I titled this, “Why Efficiency Eludes Us,” though I admit I have no startling new theories on why, even when unavoidable, organizational change is so excruciatingly difficult for us. Here, for what they’re worth, my guesses:

•   Religion is, by its very nature, inertial. If truth is unchanging, perhaps we feel that the structures that hold it shouldn’t change, either.

•   Seventh-day Adventists find identity in our bureaucracy(something we share with our arch-nemesis, Roman Catholicism.) We place much importance on convocations like General Conference, and we mostly know who the people at the top are. A pastor’s transfer to another church isn’t the promotion that a move to an administrative office is. We take pride in our big institutions, even if the local ones are frail.

•   We don’t define our goals well.The Biblical mission is to save the world for Christ. We translate that into saving our institutions and buildings, perhaps believing the world can’t be saved for Christ without them. The largest part of local church budgets go toward erecting and maintaining bricks and mortar, structures used only a couple of hours a week.
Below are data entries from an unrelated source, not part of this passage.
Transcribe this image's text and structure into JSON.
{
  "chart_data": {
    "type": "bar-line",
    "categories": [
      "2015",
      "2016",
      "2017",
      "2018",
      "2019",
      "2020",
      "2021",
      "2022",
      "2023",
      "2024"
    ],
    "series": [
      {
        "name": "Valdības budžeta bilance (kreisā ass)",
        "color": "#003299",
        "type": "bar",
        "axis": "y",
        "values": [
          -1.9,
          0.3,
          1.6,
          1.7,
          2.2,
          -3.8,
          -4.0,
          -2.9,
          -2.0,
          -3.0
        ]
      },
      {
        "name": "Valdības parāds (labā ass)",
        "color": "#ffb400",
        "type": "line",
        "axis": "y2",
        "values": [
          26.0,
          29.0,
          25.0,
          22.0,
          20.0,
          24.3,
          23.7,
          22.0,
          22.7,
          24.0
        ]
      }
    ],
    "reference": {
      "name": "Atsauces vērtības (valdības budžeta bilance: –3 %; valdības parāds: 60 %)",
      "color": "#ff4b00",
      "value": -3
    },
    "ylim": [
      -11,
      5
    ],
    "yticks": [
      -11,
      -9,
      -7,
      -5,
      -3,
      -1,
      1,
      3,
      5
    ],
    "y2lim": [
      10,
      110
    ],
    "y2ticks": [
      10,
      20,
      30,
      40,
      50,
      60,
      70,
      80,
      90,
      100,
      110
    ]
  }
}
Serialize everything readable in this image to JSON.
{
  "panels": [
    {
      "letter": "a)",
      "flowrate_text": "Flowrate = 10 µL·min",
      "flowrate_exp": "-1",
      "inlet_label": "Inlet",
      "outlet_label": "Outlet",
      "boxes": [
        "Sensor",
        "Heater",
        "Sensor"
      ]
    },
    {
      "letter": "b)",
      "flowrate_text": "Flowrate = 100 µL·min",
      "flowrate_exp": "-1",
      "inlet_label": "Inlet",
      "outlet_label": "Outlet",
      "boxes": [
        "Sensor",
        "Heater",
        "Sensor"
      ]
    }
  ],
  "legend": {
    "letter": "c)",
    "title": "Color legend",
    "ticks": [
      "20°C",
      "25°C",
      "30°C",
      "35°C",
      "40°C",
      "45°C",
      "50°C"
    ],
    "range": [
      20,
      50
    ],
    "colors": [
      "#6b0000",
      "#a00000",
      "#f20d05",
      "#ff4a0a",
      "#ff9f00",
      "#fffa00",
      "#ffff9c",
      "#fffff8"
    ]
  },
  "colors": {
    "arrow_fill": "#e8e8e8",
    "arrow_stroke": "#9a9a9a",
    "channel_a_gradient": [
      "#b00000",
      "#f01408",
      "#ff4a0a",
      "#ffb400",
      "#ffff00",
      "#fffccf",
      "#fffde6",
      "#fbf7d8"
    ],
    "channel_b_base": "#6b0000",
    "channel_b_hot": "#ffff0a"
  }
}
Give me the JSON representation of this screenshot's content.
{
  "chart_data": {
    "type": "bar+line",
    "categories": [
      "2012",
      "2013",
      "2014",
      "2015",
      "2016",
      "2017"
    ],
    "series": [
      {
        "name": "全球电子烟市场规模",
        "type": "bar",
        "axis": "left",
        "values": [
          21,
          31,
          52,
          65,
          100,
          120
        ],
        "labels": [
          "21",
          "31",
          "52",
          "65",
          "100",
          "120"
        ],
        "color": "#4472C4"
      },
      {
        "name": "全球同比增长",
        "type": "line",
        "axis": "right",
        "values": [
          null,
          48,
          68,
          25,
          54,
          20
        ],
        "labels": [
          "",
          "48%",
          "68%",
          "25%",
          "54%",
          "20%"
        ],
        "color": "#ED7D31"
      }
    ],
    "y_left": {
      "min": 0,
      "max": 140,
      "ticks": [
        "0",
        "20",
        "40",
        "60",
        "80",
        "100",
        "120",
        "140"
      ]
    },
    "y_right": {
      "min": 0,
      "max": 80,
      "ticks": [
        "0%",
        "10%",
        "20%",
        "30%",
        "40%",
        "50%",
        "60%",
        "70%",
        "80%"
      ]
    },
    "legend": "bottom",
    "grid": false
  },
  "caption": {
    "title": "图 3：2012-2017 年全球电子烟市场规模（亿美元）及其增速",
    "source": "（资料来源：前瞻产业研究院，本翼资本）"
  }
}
Atlantic Union College is a case study of how reluctant we are to let go of an institution even when there’s no necessity for its survival.

•   People don’t like losing their sphere of influence or position of leadership, even if institutions would work better if they did. The local school merger I mentioned above failed mostly because laypeople in each congregation wanted to have control, and the only way they could do that was each to have their own school.

•   Many Seventh-day Adventists are employed by the church and its institutions,so any changes immediately affect friends and fellow church members. It’s hard for a compassionate leader to look several hundred brothers and sisters in Christ in the eyes and say, “You’ve worked here for decades, and you’re about to lose your livelihood because of a decision I’m making.” It’s easier to wait for for the institution to use up all its options and assets.

•   Traditions and old “truths” interfere.In an era of opportunities, technologies, and business practices that Ellen White never foresaw, we’re making decisions about multi-million-dollar church businesses on the basis of comments she made before telephones existed. When she wrote about the publishing ministry, or the levels of denominational administration, was it her intention to lock us in to a Victorian-era organizational chart? (As for the theory that we need multiple publishing houses so that there’s diversity in what we print: since when have denominational leaders craved diversity of opinion? There’s hardly a ha’penny’s worth of editorial difference between our major publishers anymore because they’re watched over by the same set of people.)

So that’s where we are, and we don’t seem to know how to overcome it. We not only have difficulty making changes for increased efficiency, but when we manage to push them through, two and two rarely make four.

I’m don’t think there are any bad guys here. No one is intentionally doing the wrong thing. We are doing what people have always done in organizations like ours: trying to keep everything as it has always been, even while the world changes around us.

I understand. I don’t like like change, either. Still, changes of this kind will be necessary, and the only question is whether we’re going to make them with an intentional bang, or an extended series of unplanned whimpers.